There are numerous volumes of Russian Fairy Tales, perhaps the best I have is one titled Old Peter's Russian Tales by Arthur Ransome (ISBN:0-14-035097-7), because it captures, in it's first chapter, quite well the very thing that created these tales. The chapter describes Old Peter stomping into his hut, where his little children he is taking care of are, it then describes him making dinner, preparing his pipe and then telling his story, as a description of what goes on every night before the telling. However the descriptions of the snow falling from the trees, and all of them in the hut hearing each snow fall in the distance, the brooding sense of isolation, being in a small hut cut off from everyone else due to the snow, and the way that it helped to relax everyone, to sit around the fire and tell stories. Obviously this is how many many tales started, but few collections of stories describe this so well and so evocatively.

Russian tales are not quite like any others you shall hear or read. Nearly all do not end in a classic fairy tale fashion. Very few have the "prince" saving the "princess" like so many genteeled stories of France. In Russian tales, more often than not, nothing will come out good and also very often, everyone will die. This is the case in so many tales it can become overbearing. However, Russian tales have a haunting feeling to them, that I don't get from many other countries tales. There's always the brooding sense of darkness, and the pagan spirit just waiting in the wings. These are tales born of the Earth, born of the despair of winter, and the joy of spring. Even today most of Russia is rural farmland, and not all that long ago most people still lived as in the Old Days (I'm sure many still do today), so Russia is a definite place where the old spirit was still very strong.
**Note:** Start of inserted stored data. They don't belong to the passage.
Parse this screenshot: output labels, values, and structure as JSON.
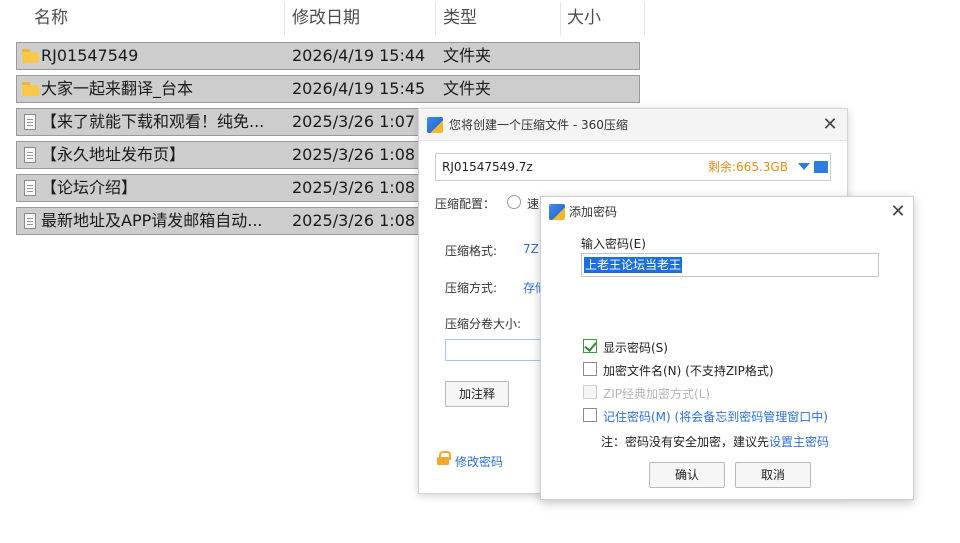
{
  "explorer": {
    "columns": {
      "name": "名称",
      "date": "修改日期",
      "type": "类型",
      "size": "大小"
    },
    "rows": [
      {
        "icon": "folder-icon",
        "name": "RJ01547549",
        "date": "2026/4/19 15:44",
        "type": "文件夹"
      },
      {
        "icon": "folder-icon",
        "name": "大家一起来翻译_台本",
        "date": "2026/4/19 15:45",
        "type": "文件夹"
      },
      {
        "icon": "file-icon",
        "name": "【来了就能下载和观看！纯免...",
        "date": "2025/3/26 1:07",
        "type": ""
      },
      {
        "icon": "file-icon",
        "name": "【永久地址发布页】",
        "date": "2025/3/26 1:08",
        "type": ""
      },
      {
        "icon": "file-icon",
        "name": "【论坛介绍】",
        "date": "2025/3/26 1:08",
        "type": ""
      },
      {
        "icon": "file-icon",
        "name": "最新地址及APP请发邮箱自动...",
        "date": "2025/3/26 1:08",
        "type": ""
      }
    ]
  },
  "compress_dialog": {
    "title": "您将创建一个压缩文件 - 360压缩",
    "filename": "RJ01547549.7z",
    "free_space": "剩余:665.3GB",
    "config_label": "压缩配置：",
    "config_option": "速",
    "format_label": "压缩格式:",
    "format_value": "7Z",
    "method_label": "压缩方式:",
    "method_value": "存储",
    "split_label": "压缩分卷大小:",
    "comment_button": "加注释",
    "change_password": "修改密码"
  },
  "password_dialog": {
    "title": "添加密码",
    "input_label": "输入密码(E)",
    "password_value": "上老王论坛当老王",
    "options": {
      "show_password": "显示密码(S)",
      "encrypt_filenames": "加密文件名(N) (不支持ZIP格式)",
      "zip_classic": "ZIP经典加密方式(L)",
      "remember_password": "记住密码(M) (将会备忘到密码管理窗口中)"
    },
    "note_prefix": "注：密码没有安全加密，建议先",
    "note_link": "设置主密码",
    "ok_button": "确认",
    "cancel_button": "取消"
  },
  "colors": {
    "row_selected_bg": "#cdcdcd",
    "accent_blue": "#2e6fd6",
    "free_space_orange": "#e58b19",
    "selection_blue": "#1e6fd9"
  }
}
Most tales also do not deal a bit with high people, nearly all are about the folk (some exceptions though are like the "Firebird", which is about a prince) and often about their lives. But of course the fantastical comes in when we meet figures like Frost, or Baba Yaga. Baba Yaga is in fact an old symbol. A forgotten form of hers is that in the spring she is often portrayed as a naked young woman bathing in a river, she symbolizes the crone and the wisdom in women, she goes from young woman in the spring, to older woman in the summer, and by the fall she is old and withered, living in her chicken foot shack, and contains wisdom for young men. However, they must always pass three questions, and they must be answered correctly for her to answer. As time went on however the original image of Baba Yaga as the wisdom of women changed her into a witch who consumed children. This was the fate of most mythological figures in places infested by Christians.
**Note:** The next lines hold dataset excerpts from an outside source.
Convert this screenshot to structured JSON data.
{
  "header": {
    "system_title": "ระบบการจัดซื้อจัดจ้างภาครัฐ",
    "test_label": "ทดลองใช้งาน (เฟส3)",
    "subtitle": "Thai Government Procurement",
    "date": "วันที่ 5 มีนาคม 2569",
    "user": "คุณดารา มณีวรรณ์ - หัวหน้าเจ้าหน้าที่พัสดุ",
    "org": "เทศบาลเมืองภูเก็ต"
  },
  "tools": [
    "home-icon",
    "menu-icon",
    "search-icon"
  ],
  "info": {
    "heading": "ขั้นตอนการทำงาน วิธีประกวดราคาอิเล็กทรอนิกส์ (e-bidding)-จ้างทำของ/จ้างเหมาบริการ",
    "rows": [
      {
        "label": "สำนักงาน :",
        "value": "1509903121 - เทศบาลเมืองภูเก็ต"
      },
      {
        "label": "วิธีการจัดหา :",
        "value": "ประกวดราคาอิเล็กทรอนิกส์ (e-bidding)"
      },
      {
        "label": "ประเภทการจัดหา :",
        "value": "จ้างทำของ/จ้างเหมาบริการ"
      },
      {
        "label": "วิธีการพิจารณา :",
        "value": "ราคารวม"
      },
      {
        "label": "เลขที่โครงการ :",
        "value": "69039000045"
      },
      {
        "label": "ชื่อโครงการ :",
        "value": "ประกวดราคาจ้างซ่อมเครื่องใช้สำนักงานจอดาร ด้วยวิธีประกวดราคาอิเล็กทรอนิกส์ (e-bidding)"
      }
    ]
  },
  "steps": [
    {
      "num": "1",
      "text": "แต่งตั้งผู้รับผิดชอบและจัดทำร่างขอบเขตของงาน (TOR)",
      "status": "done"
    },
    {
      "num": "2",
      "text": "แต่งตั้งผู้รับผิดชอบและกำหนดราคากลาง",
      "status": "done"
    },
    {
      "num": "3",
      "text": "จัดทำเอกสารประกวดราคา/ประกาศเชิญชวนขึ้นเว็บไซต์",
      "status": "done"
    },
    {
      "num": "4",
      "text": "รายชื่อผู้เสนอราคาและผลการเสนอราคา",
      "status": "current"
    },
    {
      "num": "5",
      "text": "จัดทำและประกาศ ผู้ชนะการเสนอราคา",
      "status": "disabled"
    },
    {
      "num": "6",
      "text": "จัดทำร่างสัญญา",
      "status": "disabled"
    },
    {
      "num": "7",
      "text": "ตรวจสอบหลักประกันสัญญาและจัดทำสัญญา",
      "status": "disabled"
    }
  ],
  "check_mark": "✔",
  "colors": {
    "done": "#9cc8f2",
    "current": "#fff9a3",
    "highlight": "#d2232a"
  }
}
Many stories are very clear thinking, and also not particularly "moral". The wicked step-mother doesn't die along with her children, she simply gives up trying to kill the first child and she and the husbond keep on living. I find this refreshing, because most people think of fairy tales as just something like in the Disney movies, but fairy tales like the Russian ones help you to understand that these were not academic tales, but made by the folk, the peasants, for the peasants.

Modern readers can still enjoy them for their dream-like haunting quality, and also for the insight into the world of real people in Russia. I would suggest any interested in fairy tales or folk tales should find a collection of Russian tales immediatly, for they are immensely important for any serious student of fairy/folk tales.